I think if X and I had gotten married (he told me his mother actually told him she had hoped we would) that I would have gotten along well with his large and friendly family. His father was a little gruff, but still kind and X’s brothers and sisters always had such a welcoming aura. They all made me re-think that not all families are terribly dysfunctional.
A lot of people possibly hesitate to marry someone if that someone's family is "too much" or a stereotypical version of nosy, interfering and critical. Me? I liked X’s family so much I wanted to want to feel deep things for him. Because we were good friends and he loved dancing and cats as much as I do I thought I could will it to happen.

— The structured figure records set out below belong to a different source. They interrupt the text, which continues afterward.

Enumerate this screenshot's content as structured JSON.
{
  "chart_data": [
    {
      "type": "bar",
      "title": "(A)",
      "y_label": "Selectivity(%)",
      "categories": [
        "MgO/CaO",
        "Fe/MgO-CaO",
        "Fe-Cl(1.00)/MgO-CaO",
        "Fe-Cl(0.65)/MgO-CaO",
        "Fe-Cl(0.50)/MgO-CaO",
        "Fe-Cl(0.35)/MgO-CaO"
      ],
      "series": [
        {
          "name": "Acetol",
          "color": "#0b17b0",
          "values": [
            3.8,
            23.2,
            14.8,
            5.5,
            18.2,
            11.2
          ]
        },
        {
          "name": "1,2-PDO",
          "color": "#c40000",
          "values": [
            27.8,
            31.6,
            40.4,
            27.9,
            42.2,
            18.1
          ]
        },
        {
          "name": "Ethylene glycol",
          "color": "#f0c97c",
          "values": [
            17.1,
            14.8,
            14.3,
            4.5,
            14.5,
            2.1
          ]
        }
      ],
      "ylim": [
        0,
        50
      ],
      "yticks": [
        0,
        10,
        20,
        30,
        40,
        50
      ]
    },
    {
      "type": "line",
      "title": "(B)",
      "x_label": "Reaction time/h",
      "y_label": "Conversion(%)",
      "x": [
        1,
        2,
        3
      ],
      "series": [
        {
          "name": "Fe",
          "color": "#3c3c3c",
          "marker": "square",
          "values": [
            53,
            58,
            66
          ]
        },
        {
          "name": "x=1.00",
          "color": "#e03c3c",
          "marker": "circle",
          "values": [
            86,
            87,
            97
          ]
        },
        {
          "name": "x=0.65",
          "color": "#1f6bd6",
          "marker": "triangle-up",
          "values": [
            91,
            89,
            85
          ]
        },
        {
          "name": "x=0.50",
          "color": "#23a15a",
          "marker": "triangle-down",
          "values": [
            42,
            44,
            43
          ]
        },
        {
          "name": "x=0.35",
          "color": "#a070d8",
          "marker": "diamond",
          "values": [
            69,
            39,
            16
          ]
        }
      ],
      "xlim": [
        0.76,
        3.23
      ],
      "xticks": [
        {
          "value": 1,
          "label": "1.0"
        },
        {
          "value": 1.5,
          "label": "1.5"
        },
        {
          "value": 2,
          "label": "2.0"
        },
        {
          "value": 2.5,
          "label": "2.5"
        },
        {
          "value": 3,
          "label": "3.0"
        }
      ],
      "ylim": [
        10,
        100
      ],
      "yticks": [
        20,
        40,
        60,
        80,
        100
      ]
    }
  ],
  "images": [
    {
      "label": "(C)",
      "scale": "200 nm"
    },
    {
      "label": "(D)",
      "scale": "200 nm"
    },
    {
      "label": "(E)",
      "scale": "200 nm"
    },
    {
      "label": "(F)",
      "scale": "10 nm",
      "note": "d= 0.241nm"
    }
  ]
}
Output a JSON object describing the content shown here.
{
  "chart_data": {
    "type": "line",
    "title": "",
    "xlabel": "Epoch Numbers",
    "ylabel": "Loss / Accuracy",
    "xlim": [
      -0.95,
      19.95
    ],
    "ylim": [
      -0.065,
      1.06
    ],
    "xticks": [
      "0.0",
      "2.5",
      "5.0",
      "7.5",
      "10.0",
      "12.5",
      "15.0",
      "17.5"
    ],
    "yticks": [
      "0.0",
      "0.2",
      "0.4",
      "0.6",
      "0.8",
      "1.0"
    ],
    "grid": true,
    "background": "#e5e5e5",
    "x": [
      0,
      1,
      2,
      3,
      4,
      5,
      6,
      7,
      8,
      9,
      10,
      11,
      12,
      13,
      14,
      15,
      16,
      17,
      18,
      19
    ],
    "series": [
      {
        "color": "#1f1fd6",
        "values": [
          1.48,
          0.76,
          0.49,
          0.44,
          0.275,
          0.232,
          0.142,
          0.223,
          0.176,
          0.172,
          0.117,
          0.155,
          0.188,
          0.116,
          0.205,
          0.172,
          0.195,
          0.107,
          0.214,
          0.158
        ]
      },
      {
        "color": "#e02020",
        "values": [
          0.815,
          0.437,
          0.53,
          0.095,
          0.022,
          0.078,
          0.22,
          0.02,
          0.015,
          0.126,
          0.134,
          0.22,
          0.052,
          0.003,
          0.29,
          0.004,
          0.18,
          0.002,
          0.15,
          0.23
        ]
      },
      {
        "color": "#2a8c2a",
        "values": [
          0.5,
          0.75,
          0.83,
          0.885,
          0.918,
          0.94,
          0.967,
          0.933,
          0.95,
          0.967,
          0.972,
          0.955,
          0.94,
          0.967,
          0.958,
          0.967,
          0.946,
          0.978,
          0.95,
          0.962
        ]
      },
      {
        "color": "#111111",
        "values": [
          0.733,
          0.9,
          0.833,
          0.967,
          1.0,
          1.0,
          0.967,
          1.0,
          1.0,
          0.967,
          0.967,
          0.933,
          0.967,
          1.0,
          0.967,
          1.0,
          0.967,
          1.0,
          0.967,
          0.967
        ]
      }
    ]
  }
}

I looked at the picture he sent a lot the other night and I couldn't help but notice I looked happy, possibly even "radiant," a word no one ever could use to describe me now. I have no illusions about my looks, but that picture shows a me that is nowhere near as unattractive as I am now.
If I had a time machine, there are so many things I would want to go back and change or re-live. But then I remember how incredibly hard I tried (like really, really tried!) to conjure up romantic and emotional feelings that would have led to a good relationship and marriage and I know I just didn't have them.
One thing I would change in the 90s, though, is tell X that if I could have liked any man that way, it would have been him. He didn't know about me back then and I was so caught up in fear and trying to play a version of me that was a lie that I forgot about how lying hurt him.
Years later,when I did come out to him, he said he wished he had known sooner, that it would have explained so many things and that, like me (but in a different way) he wouldn't have wanted things to be a way they just couldn't.